$\alpha$ particles and the pasta phase

TL;DR

This study investigates the role of alpha particles in nuclear matter at low densities, examining their effects on homogeneous and pasta phases under various conditions using relativistic models.

Contribution

It provides a detailed analysis of alpha particle effects on nuclear matter phases, highlighting their significance near critical temperatures and densities, and introduces the importance of repulsive interactions.

Findings

Alpha particles are present below 0.02 fm$^{-3}$ density in homogeneous matter.

Alpha particle fractions are higher in the pasta phase than in homogeneous matter above 0.01 fm$^{-3}$.

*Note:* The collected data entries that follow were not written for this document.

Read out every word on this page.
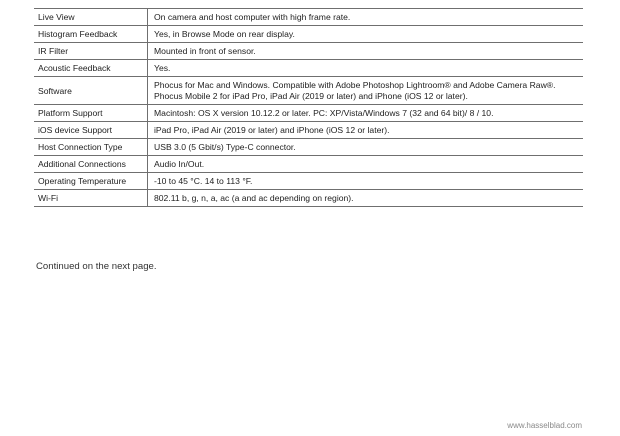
Live View	On camera and host computer with high frame rate.

Histogram Feedback	Yes, in Browse Mode on rear display.

IR Filter	Mounted in front of sensor.

Acoustic Feedback	Yes.

Software	Phocus for Mac and Windows. Compatible with Adobe Photoshop Lightroom® and Adobe Camera Raw®.
Phocus Mobile 2 for iPad Pro, iPad Air (2019 or later) and iPhone (iOS 12 or later).

Platform Support	Macintosh: OS X version 10.12.2 or later. PC: XP/Vista/Windows 7 (32 and 64 bit)/ 8 / 10.

iOS device Support	iPad Pro, iPad Air (2019 or later) and iPhone (iOS 12 or later).

Host Connection Type	USB 3.0 (5 Gbit/s) Type-C connector.

Additional Connections	Audio In/Out.

Operating Temperature	-10 to 45 °C. 14 to 113 °F.

Wi-Fi	802.11 b, g, n, a, ac (a and ac depending on region).
Continued on the next page.
www.hasselblad.com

The presence of alpha particles can influence the existence of pasta phases near critical conditions.

Abstract

The effects of the $\alpha$ particles in nuclear matter at low densities are investigated within three different parametrizations of relativistic models at finite temperature. Both homogeneous and inhomogeneous matter (pasta phase) are described for neutral nuclear matter with fixed proton fractions and stellar matter subject to $\beta$-equilibrium and trapped neutrinos. In homogeneous matter, $\alpha$ particles are only present at densities below 0.02 fm$^{-3}$ and their presence decreases with the increase of the temperature and, for a fixed temperature, the $\alpha$ particle fraction decreases for smaller proton fractions. A repulsive interaction is important to mimic the dissolution of the clusters in homogeneous matter. The effects of the $\alpha$ particles on the pasta structure is very small except close to the critical temperatures and / or proton fractions when it may still predict a pasta phase while no pasta phase would occur in the absence of light clusters. It is shown that for densities above 0.01 fm$^{-3}$ the $\alpha$ particle fraction in the pasta phase is much larger than the $\alpha$ particle fraction in homogeneous matter.